Do yourself a favor and decide whether to fully put your mind to the task or let yourself have a break.
3. Create Your Own Community
Freelance writing can feel isolating at times; you generally work alone at home (or at Starbucks) all day. However, even though the work is solitary, it is beneficial to keep in contact with other professionals.
Build a network of people around you, so you can trade tips, chat, or vent about the life of a freelancer.
4. Write for yourself
There is at least some part of you left that genuinely appreciates writing as a craft, so take some time to write for yourself once in a while.
If you always write for others, it can be hard to develop or maintain your own voice and it can stop being enjoyable. Keep a personal blog or other writing project on a subject that interests you.

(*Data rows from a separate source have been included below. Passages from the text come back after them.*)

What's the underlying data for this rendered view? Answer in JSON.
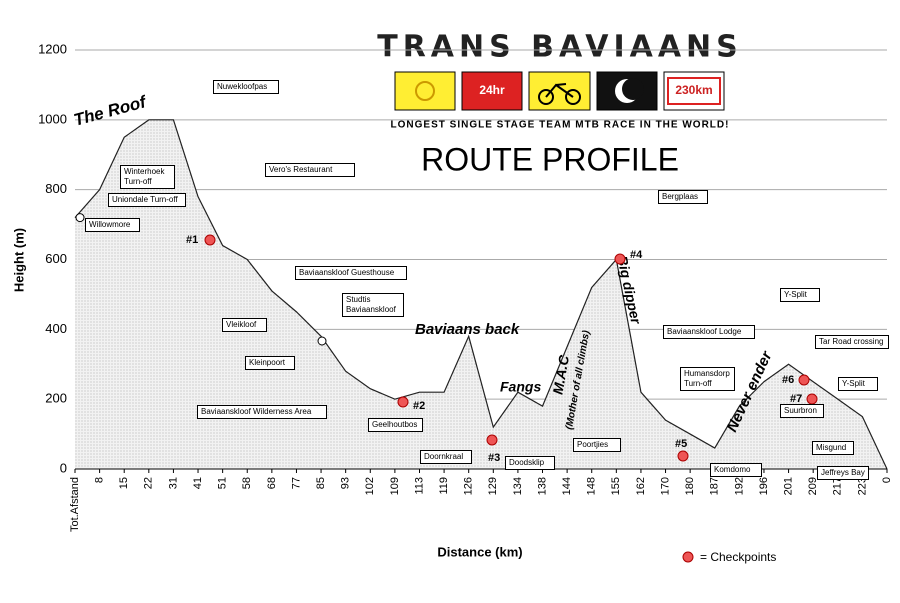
{
  "header": {
    "brand": "TRANS BAVIAANS",
    "badge_hours": "24hr",
    "badge_distance": "230km",
    "tagline": "LONGEST SINGLE STAGE TEAM MTB RACE IN THE WORLD!"
  },
  "chart_data": {
    "type": "area",
    "title": "ROUTE PROFILE",
    "x_label": "Distance (km)",
    "y_label": "Height (m)",
    "categories": [
      "Tot.Afstand",
      "8",
      "15",
      "22",
      "31",
      "41",
      "51",
      "58",
      "68",
      "77",
      "85",
      "93",
      "102",
      "109",
      "113",
      "119",
      "126",
      "129",
      "134",
      "138",
      "144",
      "148",
      "155",
      "162",
      "170",
      "180",
      "187",
      "192",
      "196",
      "201",
      "209",
      "217",
      "223",
      "0"
    ],
    "values": [
      720,
      800,
      950,
      1000,
      1000,
      780,
      640,
      600,
      510,
      450,
      380,
      280,
      230,
      200,
      220,
      220,
      380,
      120,
      220,
      180,
      350,
      520,
      600,
      220,
      140,
      100,
      60,
      180,
      250,
      300,
      250,
      200,
      150,
      0
    ],
    "color": "#555555",
    "ylim": [
      0,
      1200
    ],
    "yticks": [
      0,
      200,
      400,
      600,
      800,
      1000,
      1200
    ],
    "grid": true,
    "place_labels": [
      "Nuwekloofpas",
      "Vero's Restaurant",
      "Winterhoek Turn-off",
      "Uniondale Turn-off",
      "Willowmore",
      "Baviaanskloof Guesthouse",
      "Studtis Baviaanskloof",
      "Vleikloof",
      "Kleinpoort",
      "Baviaanskloof Wilderness Area",
      "Geelhoutbos",
      "Doornkraal",
      "Doodsklip",
      "Bergplaas",
      "Poortjies",
      "Baviaanskloof Lodge",
      "Humansdorp Turn-off",
      "Komdomo",
      "Y-Split",
      "Tar Road crossing",
      "Suurbron",
      "Y-Split",
      "Misgund",
      "Jeffreys Bay"
    ],
    "section_labels": [
      "The Roof",
      "Baviaans back",
      "Fangs",
      "M.A.C",
      "(Mother of all climbs)",
      "Big dipper",
      "Never ender"
    ],
    "checkpoints": [
      "#1",
      "#2",
      "#3",
      "#4",
      "#5",
      "#6",
      "#7"
    ],
    "legend": "= Checkpoints"
  }
}
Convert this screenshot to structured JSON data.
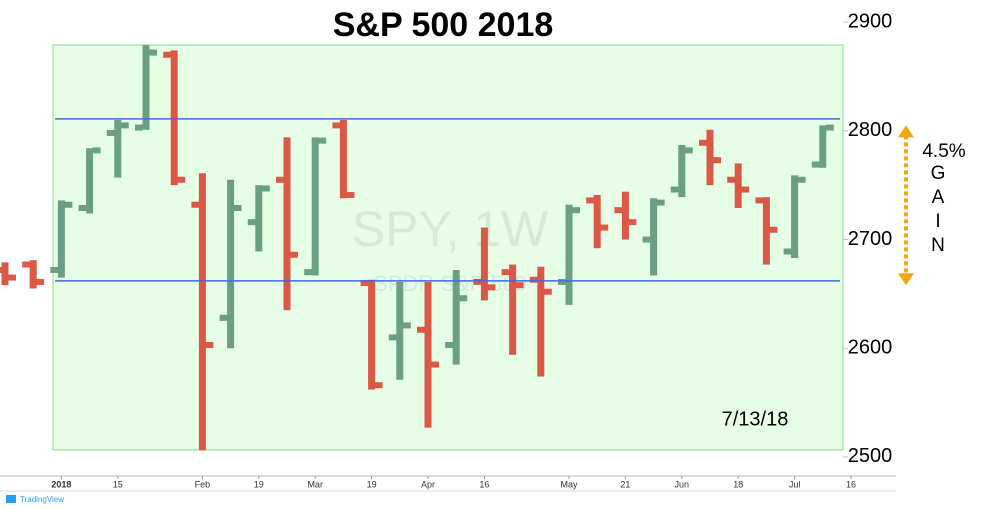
{
  "chart_data": {
    "type": "ohlc",
    "title": "S&P 500 2018",
    "watermark": "SPY, 1W",
    "watermark_sub": "SPDR S&P 500",
    "annotation": "7/13/18",
    "gain_label": "4.5%",
    "gain_letters": [
      "G",
      "A",
      "I",
      "N"
    ],
    "gain_range": [
      2658,
      2805
    ],
    "source": "TradingView",
    "categories": [
      null,
      null,
      "2018",
      null,
      "15",
      null,
      null,
      "Feb",
      null,
      "19",
      null,
      "Mar",
      null,
      "19",
      null,
      "Apr",
      null,
      "16",
      null,
      null,
      "May",
      null,
      "21",
      null,
      "Jun",
      null,
      "18",
      null,
      "Jul",
      null,
      "16"
    ],
    "open": [
      2672,
      2677,
      2672,
      2729,
      2798,
      2803,
      2870,
      2732,
      2628,
      2716,
      2755,
      2670,
      2805,
      2660,
      2610,
      2617,
      2603,
      2661,
      2670,
      2663,
      2661,
      2736,
      2727,
      2700,
      2746,
      2789,
      2755,
      2736,
      2689,
      2769,
      null
    ],
    "high": [
      2679,
      2681,
      2736,
      2784,
      2810,
      2879,
      2874,
      2761,
      2755,
      2750,
      2794,
      2794,
      2810,
      2663,
      2661,
      2661,
      2672,
      2711,
      2677,
      2675,
      2732,
      2741,
      2744,
      2738,
      2787,
      2801,
      2770,
      2739,
      2759,
      2805,
      null
    ],
    "low": [
      2658,
      2655,
      2665,
      2724,
      2757,
      2801,
      2750,
      2506,
      2600,
      2689,
      2635,
      2667,
      2738,
      2562,
      2571,
      2527,
      2585,
      2644,
      2594,
      2574,
      2640,
      2692,
      2700,
      2667,
      2739,
      2750,
      2729,
      2677,
      2683,
      2766,
      null
    ],
    "close": [
      2665,
      2661,
      2732,
      2782,
      2805,
      2872,
      2755,
      2603,
      2729,
      2747,
      2686,
      2791,
      2741,
      2566,
      2621,
      2585,
      2646,
      2656,
      2658,
      2652,
      2727,
      2711,
      2716,
      2734,
      2782,
      2773,
      2746,
      2709,
      2755,
      2803,
      null
    ],
    "up_color": "#6b9f83",
    "down_color": "#dc5846",
    "hlines": [
      2811,
      2662
    ],
    "hline_color": "#4169e1",
    "gain_color": "#f2a413",
    "ylim": [
      2488,
      2913
    ],
    "yticks": [
      2500,
      2600,
      2700,
      2800,
      2900
    ]
  }
}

5. Take a break and get some exercise
This can seem counterproductive, but not working for a while will let you relax your mind and make it easier to come back to work with a fresh perspective.

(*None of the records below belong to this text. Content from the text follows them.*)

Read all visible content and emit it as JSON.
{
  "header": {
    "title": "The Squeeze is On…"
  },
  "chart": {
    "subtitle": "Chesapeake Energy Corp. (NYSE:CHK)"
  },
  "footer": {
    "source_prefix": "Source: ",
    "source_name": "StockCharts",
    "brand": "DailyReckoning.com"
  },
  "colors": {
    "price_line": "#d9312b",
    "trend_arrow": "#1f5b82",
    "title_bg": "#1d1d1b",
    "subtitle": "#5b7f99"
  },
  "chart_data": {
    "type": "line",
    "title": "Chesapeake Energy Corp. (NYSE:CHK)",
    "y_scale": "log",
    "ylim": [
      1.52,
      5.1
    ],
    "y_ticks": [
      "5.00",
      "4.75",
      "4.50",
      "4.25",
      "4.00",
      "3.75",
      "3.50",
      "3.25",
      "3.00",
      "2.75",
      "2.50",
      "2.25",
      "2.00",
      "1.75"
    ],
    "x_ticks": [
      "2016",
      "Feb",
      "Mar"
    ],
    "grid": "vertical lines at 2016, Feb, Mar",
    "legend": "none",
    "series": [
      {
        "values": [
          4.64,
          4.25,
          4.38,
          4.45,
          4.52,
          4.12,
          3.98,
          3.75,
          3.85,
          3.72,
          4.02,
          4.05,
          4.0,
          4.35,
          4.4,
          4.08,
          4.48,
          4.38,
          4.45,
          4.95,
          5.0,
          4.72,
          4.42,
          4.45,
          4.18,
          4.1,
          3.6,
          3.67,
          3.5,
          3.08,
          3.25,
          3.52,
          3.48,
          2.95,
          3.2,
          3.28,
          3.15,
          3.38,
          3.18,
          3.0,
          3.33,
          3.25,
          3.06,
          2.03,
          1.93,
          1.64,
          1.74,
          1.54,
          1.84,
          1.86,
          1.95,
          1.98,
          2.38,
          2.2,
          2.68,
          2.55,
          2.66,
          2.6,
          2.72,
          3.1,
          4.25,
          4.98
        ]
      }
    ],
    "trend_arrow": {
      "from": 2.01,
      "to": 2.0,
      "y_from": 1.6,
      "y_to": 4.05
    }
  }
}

Additionally, exercising is great for your brain and will make you feel more relaxed. Working exercise and other breaks into your schedule can have major benefits for your motivation levels.
6. Take on new types of work
It can get really old writing about the current real estate market in each of the 50 states (for example), so try to mix things up by finding other projects.
Even if it’s just a couple times per month, writing about a new topic can help you feel rejuvenated.
7. Focus on the Long Term
Sometimes you get a topic and you just hate it, but you have to push through it. How do you manage?
Think about the long-term benefits: learning more about a subject that could apply to other work, building a portfolio, or maintaining a strong relationship with a client.
8. Change Environments
Again, mixing things up will keep your brain awake. Go to the coffee shop across town, reserve a study room at the library, or find a table at a public park.
Going to a new place will help you feel like you’re not stuck in a rut.
9. Remind Yourself Why You’re Doing This
Presumably, you started doing freelance writing because you like to write (and probably also to pay the bills). Even when you’re working on a tough project, find something about it to enjoy: work in some new vocabulary words, research something interesting, or think about the paycheck.
10. Treat yourself
Once in a while, give yourself a reward. The stakes don’t have to be high; you might just get some ice cream for making it through the week or only work a half-day because you finished early. Know when to reward yourself so you don’t burn out!
Working as a freelance writer can be a tough job; finding work and keeping long-term clients are hurdles. These steps will both help you transition to a writer’s life and make the most of the joys of that life.